O período de dez anos compreendido entre 2007 e 2017, vai ser conhecido como um dos ciclos econômicos mais impressionantes na história recente de nosso querido Brasil. Compreende um momento em que o crescimento econômico mudou a vida de várias dezenas de milhões de brasileiros, incorporando-os ao que se chama de classe média, seguido por uma quase depressão econômica que só agora dá sinais claros de ter terminado. Em outras palavras, um ciclo econômico clássico com sua fase de euforia seguida por um período em que chegamos a ter o maior número de desempregados das últimas décadas.

Esta descrição permite ao analista descrevê-lo como um movimento clássico de formação de uma bolha de consumo provocada por gastos excessivos do governo e uma expansão descontrolada da oferta de crédito ao investimento e ao consumo. No seu período inicial, ainda no primeiro governo de Lula, foram os estímulos externos, causados pela expansão dos preços das principais commodities, que alimentaram o crescimento da demanda na sociedade brasileira. O saldo elevadíssimo em nossa balança comercial provocou uma valorização vigorosa do real, que funcionou como um elemento fortíssimo na queda da inflação e do aumento real dos salários dos brasileiros.

Paralelamente, com a euforia crescente em relação a nossa economia exportadora de produtos primários, o sistema bancário brasileiro expandiu a oferta de crédito ao consumo, alavancando os ganhos reais de salários e criando uma onda de consumo, principalmente de produtos de maior valor agregado como carros e eletrônicos.

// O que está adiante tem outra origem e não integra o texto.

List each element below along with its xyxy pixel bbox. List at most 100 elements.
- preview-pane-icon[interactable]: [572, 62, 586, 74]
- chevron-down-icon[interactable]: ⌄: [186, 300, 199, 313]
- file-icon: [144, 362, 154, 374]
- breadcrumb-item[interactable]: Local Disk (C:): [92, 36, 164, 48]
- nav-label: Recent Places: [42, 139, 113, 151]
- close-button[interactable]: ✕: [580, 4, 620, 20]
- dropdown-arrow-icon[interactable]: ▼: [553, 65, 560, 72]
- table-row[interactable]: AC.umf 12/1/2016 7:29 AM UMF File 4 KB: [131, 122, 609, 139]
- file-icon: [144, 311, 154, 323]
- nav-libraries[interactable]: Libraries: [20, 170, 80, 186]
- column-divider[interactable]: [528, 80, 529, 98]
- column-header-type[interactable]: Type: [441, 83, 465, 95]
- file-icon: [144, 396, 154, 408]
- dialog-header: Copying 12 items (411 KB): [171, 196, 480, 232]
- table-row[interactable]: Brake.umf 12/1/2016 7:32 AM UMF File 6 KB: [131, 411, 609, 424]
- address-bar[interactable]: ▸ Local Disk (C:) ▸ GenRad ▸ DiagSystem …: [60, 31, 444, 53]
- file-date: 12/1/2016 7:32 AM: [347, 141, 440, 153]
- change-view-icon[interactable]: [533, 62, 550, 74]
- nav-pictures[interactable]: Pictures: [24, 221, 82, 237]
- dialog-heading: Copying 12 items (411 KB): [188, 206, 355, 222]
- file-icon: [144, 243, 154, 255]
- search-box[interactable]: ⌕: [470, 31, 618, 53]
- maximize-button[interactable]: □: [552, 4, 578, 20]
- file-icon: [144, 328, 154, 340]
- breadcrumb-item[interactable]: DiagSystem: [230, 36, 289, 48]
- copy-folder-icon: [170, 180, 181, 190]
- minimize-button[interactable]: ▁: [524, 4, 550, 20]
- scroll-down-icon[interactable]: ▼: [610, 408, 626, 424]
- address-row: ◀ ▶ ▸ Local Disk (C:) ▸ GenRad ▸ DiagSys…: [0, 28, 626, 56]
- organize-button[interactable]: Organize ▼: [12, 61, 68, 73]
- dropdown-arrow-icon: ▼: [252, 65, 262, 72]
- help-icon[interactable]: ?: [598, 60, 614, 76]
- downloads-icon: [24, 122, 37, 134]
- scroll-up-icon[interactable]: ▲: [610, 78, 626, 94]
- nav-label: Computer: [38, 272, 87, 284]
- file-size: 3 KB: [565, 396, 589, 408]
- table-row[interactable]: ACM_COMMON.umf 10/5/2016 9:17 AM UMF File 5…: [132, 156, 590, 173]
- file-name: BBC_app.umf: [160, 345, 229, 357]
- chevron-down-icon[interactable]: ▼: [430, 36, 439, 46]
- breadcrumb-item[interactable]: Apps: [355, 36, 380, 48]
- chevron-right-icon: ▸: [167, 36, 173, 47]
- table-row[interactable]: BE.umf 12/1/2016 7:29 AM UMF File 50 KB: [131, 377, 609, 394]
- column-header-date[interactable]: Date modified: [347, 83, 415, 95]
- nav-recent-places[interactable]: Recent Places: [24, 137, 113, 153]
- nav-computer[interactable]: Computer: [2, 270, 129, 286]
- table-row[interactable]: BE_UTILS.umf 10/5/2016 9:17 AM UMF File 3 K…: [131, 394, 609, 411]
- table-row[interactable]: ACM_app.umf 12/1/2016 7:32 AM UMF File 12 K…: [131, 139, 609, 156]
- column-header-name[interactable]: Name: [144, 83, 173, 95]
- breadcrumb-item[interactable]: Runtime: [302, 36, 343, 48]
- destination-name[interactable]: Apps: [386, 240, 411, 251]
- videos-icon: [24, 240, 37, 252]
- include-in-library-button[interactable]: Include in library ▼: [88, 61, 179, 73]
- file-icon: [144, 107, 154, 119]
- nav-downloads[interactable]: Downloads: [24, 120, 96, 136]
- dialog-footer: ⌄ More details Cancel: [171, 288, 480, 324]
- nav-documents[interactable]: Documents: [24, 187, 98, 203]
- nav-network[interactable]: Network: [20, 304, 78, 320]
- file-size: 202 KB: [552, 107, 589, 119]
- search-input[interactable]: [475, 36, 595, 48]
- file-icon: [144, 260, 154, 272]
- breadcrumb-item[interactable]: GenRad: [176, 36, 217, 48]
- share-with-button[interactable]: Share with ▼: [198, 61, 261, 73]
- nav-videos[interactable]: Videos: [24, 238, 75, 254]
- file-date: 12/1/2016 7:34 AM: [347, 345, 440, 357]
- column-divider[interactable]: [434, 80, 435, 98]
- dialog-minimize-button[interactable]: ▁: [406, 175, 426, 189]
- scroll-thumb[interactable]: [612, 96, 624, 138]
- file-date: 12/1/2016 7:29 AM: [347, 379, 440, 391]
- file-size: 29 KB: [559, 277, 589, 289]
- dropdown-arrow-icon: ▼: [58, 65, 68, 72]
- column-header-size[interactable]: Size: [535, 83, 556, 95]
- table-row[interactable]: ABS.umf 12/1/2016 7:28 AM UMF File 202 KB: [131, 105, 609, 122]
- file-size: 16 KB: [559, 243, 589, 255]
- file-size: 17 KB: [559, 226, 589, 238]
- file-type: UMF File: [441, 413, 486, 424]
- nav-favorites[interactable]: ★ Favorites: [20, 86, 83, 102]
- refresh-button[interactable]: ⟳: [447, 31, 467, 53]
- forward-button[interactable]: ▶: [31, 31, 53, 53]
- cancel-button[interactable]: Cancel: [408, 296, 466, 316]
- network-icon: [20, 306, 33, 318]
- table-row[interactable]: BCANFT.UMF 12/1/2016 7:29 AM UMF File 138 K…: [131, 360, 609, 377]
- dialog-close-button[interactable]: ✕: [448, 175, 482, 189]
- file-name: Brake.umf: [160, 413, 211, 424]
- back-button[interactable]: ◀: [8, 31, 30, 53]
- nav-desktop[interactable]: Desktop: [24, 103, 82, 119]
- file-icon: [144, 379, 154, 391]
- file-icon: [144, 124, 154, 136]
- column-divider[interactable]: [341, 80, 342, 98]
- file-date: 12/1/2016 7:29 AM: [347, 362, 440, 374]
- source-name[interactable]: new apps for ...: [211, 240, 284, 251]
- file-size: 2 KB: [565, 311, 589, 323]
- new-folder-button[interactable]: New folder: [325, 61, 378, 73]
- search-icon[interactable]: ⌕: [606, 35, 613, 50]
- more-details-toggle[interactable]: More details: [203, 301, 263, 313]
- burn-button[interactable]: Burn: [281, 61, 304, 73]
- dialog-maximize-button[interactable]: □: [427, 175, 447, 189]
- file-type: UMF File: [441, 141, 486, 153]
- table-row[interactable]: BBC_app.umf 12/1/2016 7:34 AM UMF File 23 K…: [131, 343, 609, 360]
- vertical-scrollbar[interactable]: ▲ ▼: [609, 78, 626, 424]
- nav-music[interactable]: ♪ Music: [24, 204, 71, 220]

O governo, respaldado pelo crescimento importante na arrecadação de impostos, ampliou os programas sociais colocando ainda mais lenha na fogueira do consumo da sociedade. Como sempre acontece nas economias de mercado, o setor privado respondeu racionalmente via aumento de seus investimentos para atender a demanda crescente por seus rodutos. O crédito em expansão, principalmente no setor bancário estatal, completou o ciclo da operação de uma economia de mercado, levando o crescimento do PIB, em 2009, a 10% ao ano.

Mas como sempre acontece em períodos de bolha de consumo, as pressões de demanda sobre o tecido econômico criaram, a partir do ano 2010, gargalos de oferta, que acabaram influenciando o equilíbrio macroeconômico da economia como um todo. E foi o que aconteceu no Brasil por volta de 2012, com desequilíbrios fortíssimos no mercado de trabalho, em função de uma taxa de desemprego muito baixa, e na nossa conta corrente, pelo aumento desproporcional das importações. Outro ponto de desestabilização aparece também no endividamento das famílias pelo crescimento desproporcional do comprometimento da renda com gastos de natureza financeira.

Um dos setores que mais sofreu com a formação desta bolha de consumo, e sua ruptura no início do segundo mandato da presidente Dilma Rousseff, foi o de caminhões. Mas quase todos os setores da economia brasileira sofreram pesadamente neste processo tornando a vida de empresários e trabalhadores, na fase final do ciclo, realmente num inferno.